Most stars in the galaxy are spaced pretty widely apart, with light-years between neighboring systems. But stars are all moving in space, meaning sometimes brief, close encounters can occur as one flies particularly close to another.
That’s just what astronomers believe took place in the Z Canis Majoris star system, which contains two extremely young stars. Because these stars are still forming, there’s still an appreciable disk of dust and gas surrounding them, which will ultimately either fall into the stars or create one or more planetary systems around them. And in new observations taken with the Atacama Large Millimeter/submillimeter Array and the Karl G. Jansky Very Large Array, astronomers discovered that disk has clearly been upset. It even has long streams of material that has been tugged out of place.
By carefully determining exactly how the disk had been disturbed, the researchers ruled out normal, expected interactions between the two young stars.
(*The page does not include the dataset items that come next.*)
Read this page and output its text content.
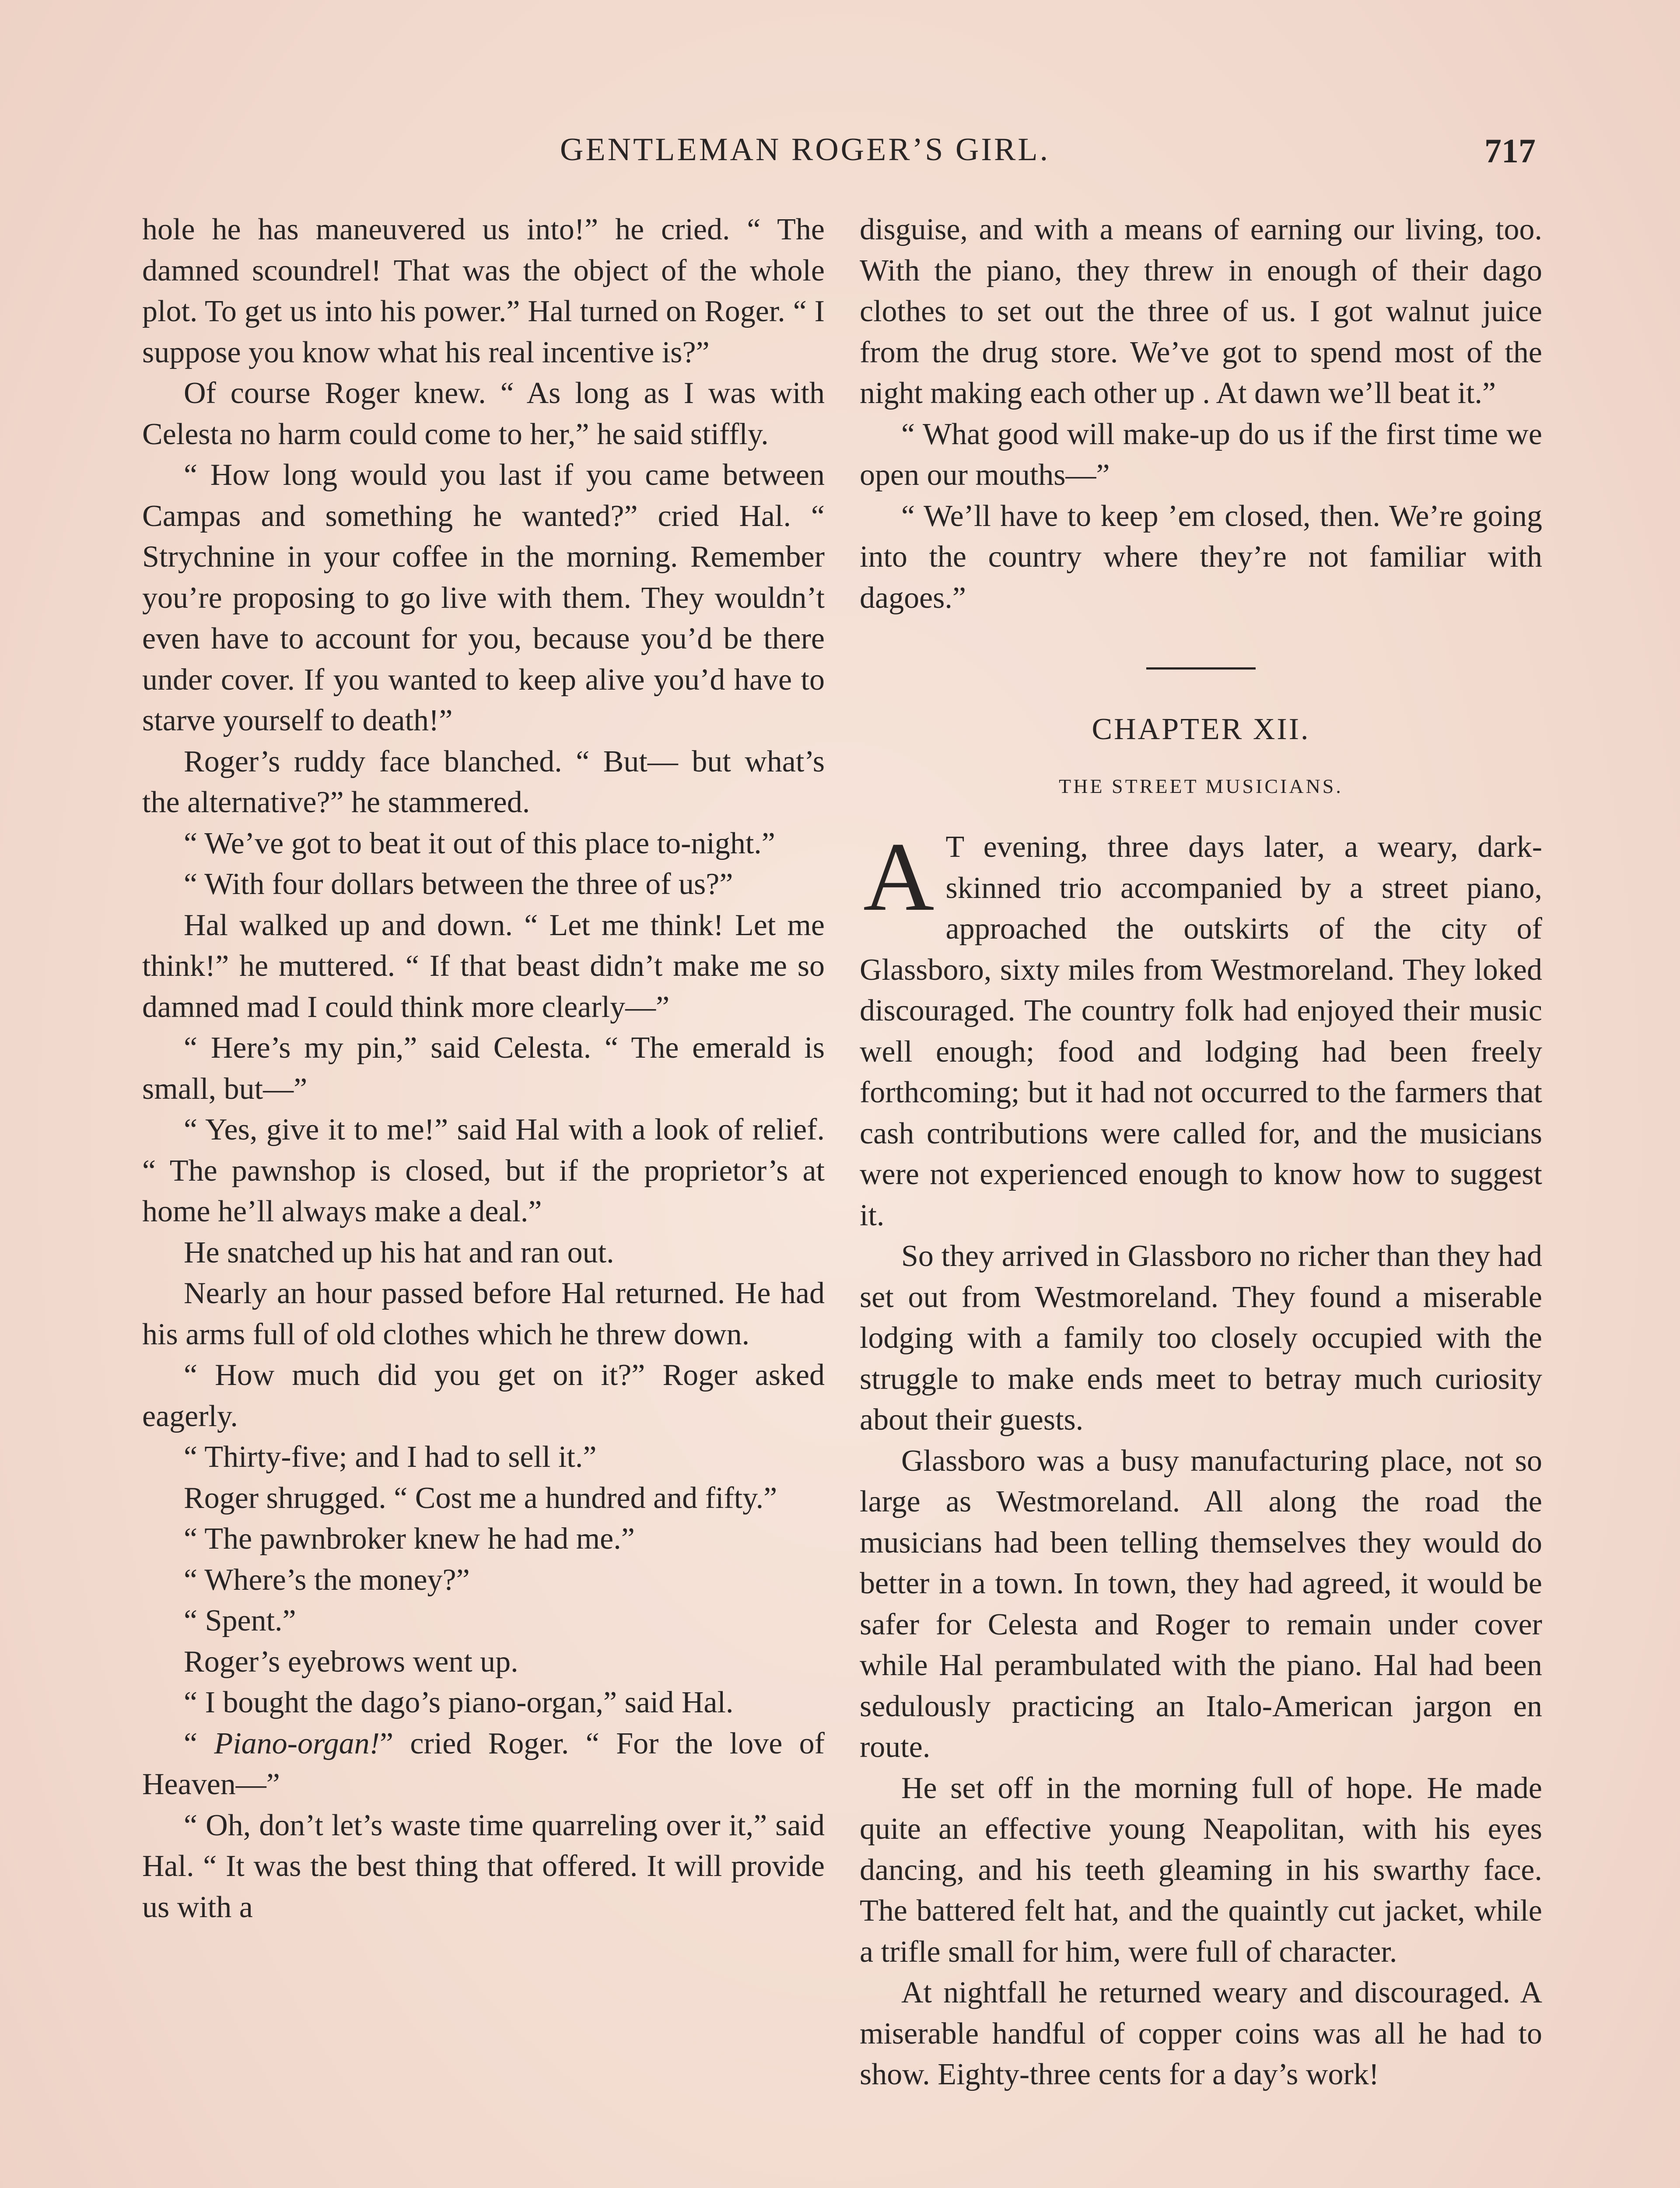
GENTLEMAN ROGER’S GIRL.	717

hole he has maneuvered us into!” he cried. “ The damned scoundrel! That was the object of the whole plot. To get us into his power.” Hal turned on Roger. “ I suppose you know what his real incentive is?”

Of course Roger knew. “ As long as I was with Celesta no harm could come to her,” he said stiffly.

“ How long would you last if you came between Campas and something he wanted?” cried Hal. “ Strychnine in your coffee in the morning. Remember you’re proposing to go live with them. They wouldn’t even have to account for you, because you’d be there under cover. If you wanted to keep alive you’d have to starve yourself to death!”

Roger’s ruddy face blanched. “ But— but what’s the alternative?” he stammered.

“ We’ve got to beat it out of this place to-night.”

“ With four dollars between the three of us?”

Hal walked up and down. “ Let me think! Let me think!” he muttered. “ If that beast didn’t make me so damned mad I could think more clearly—”

“ Here’s my pin,” said Celesta. “ The emerald is small, but—”

“ Yes, give it to me!” said Hal with a look of relief. “ The pawnshop is closed, but if the proprietor’s at home he’ll always make a deal.”

He snatched up his hat and ran out.

Nearly an hour passed before Hal returned. He had his arms full of old clothes which he threw down.

“ How much did you get on it?” Roger asked eagerly.

“ Thirty-five; and I had to sell it.”

Roger shrugged. “ Cost me a hundred and fifty.”

“ The pawnbroker knew he had me.”

“ Where’s the money?”

“ Spent.”

Roger’s eyebrows went up.

“ I bought the dago’s piano-organ,” said Hal.

“ Piano-organ!” cried Roger. “ For the love of Heaven—”

“ Oh, don’t let’s waste time quarreling over it,” said Hal. “ It was the best thing that offered. It will provide us with a

disguise, and with a means of earning our living, too. With the piano, they threw in enough of their dago clothes to set out the three of us. I got walnut juice from the drug store. We’ve got to spend most of the night making each other up . At dawn we’ll beat it.”

“ What good will make-up do us if the first time we open our mouths—”

“ We’ll have to keep ’em closed, then. We’re going into the country where they’re not familiar with dagoes.”

CHAPTER XII.
THE STREET MUSICIANS.

A T evening, three days later, a weary, dark-skinned trio accompanied by a street piano, approached the outskirts of the city of Glassboro, sixty miles from Westmoreland. They loked discouraged. The country folk had enjoyed their music well enough; food and lodging had been freely forthcoming; but it had not occurred to the farmers that cash contributions were called for, and the musicians were not experienced enough to know how to suggest it.

So they arrived in Glassboro no richer than they had set out from Westmoreland. They found a miserable lodging with a family too closely occupied with the struggle to make ends meet to betray much curiosity about their guests.

Glassboro was a busy manufacturing place, not so large as Westmoreland. All along the road the musicians had been telling themselves they would do better in a town. In town, they had agreed, it would be safer for Celesta and Roger to remain under cover while Hal perambulated with the piano. Hal had been sedulously practicing an Italo-American jargon en route.

He set off in the morning full of hope. He made quite an effective young Neapolitan, with his eyes dancing, and his teeth gleaming in his swarthy face. The battered felt hat, and the quaintly cut jacket, while a trifle small for him, were full of character.

At nightfall he returned weary and discouraged. A miserable handful of copper coins was all he had to show. Eighty-three cents for a day’s work!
Instead, they can now confidently point the finger at a stellar “intruder” that recently flew past, disrupting the swirling material in the process.
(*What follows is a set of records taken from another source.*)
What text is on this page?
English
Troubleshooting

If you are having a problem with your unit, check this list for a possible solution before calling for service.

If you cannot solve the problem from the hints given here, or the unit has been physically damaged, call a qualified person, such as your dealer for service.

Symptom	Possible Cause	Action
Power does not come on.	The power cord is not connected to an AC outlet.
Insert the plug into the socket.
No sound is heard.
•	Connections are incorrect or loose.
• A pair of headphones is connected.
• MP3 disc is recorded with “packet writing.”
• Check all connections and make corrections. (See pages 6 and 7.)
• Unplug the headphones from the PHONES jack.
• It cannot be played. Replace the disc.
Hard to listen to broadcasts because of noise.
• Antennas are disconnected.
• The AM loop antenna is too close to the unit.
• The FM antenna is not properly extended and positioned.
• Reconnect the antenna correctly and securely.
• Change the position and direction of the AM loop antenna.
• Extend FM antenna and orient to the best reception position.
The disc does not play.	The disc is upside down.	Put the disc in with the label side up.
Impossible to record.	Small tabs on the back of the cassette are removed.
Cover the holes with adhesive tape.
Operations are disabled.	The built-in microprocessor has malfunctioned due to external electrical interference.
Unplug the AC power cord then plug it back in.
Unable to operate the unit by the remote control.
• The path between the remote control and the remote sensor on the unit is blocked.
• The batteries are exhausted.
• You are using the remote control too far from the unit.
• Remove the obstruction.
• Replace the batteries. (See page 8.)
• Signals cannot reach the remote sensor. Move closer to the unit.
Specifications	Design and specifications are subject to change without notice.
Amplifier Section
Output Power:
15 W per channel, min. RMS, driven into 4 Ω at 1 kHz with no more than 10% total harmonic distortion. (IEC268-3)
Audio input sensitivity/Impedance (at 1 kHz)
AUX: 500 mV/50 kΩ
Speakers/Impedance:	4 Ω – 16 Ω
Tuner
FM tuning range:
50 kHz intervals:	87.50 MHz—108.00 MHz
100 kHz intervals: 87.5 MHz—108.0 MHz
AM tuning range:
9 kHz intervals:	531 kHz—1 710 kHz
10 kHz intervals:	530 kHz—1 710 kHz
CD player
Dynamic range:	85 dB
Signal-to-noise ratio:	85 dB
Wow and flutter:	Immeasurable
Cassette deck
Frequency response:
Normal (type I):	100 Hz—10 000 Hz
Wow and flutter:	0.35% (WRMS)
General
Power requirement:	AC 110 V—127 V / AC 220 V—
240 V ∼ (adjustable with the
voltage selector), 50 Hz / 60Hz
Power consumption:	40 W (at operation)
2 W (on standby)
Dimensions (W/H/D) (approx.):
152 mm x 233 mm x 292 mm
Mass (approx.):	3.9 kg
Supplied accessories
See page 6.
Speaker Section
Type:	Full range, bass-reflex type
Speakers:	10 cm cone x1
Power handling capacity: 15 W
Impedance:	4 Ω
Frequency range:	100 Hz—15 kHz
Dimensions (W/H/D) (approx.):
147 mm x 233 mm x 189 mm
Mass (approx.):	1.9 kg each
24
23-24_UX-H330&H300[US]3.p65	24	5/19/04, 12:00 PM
Study leader Ruobing Dong of the University of Victoria in British Columbia, Canada, likened capturing the recent aftermath of such an event to “capturing lightning striking a tree.” Because flybys happen so quickly, cosmically speaking, it’s hard to find evidence of them because it’s washed away relatively quickly as well, as the disrupted material settles back down again. Although flybys have occasionally been detected in previous work, none have been captured in the same exquisite detail as this one. Now, the team hopes to use what they’re seeing — as well as future observations — to determine how such flybys could impact the evolution of both the stars and their future planetary system. That, in turn, could lead to better understanding the events — and chance encounters — that shaped our own solar system into the place it is today.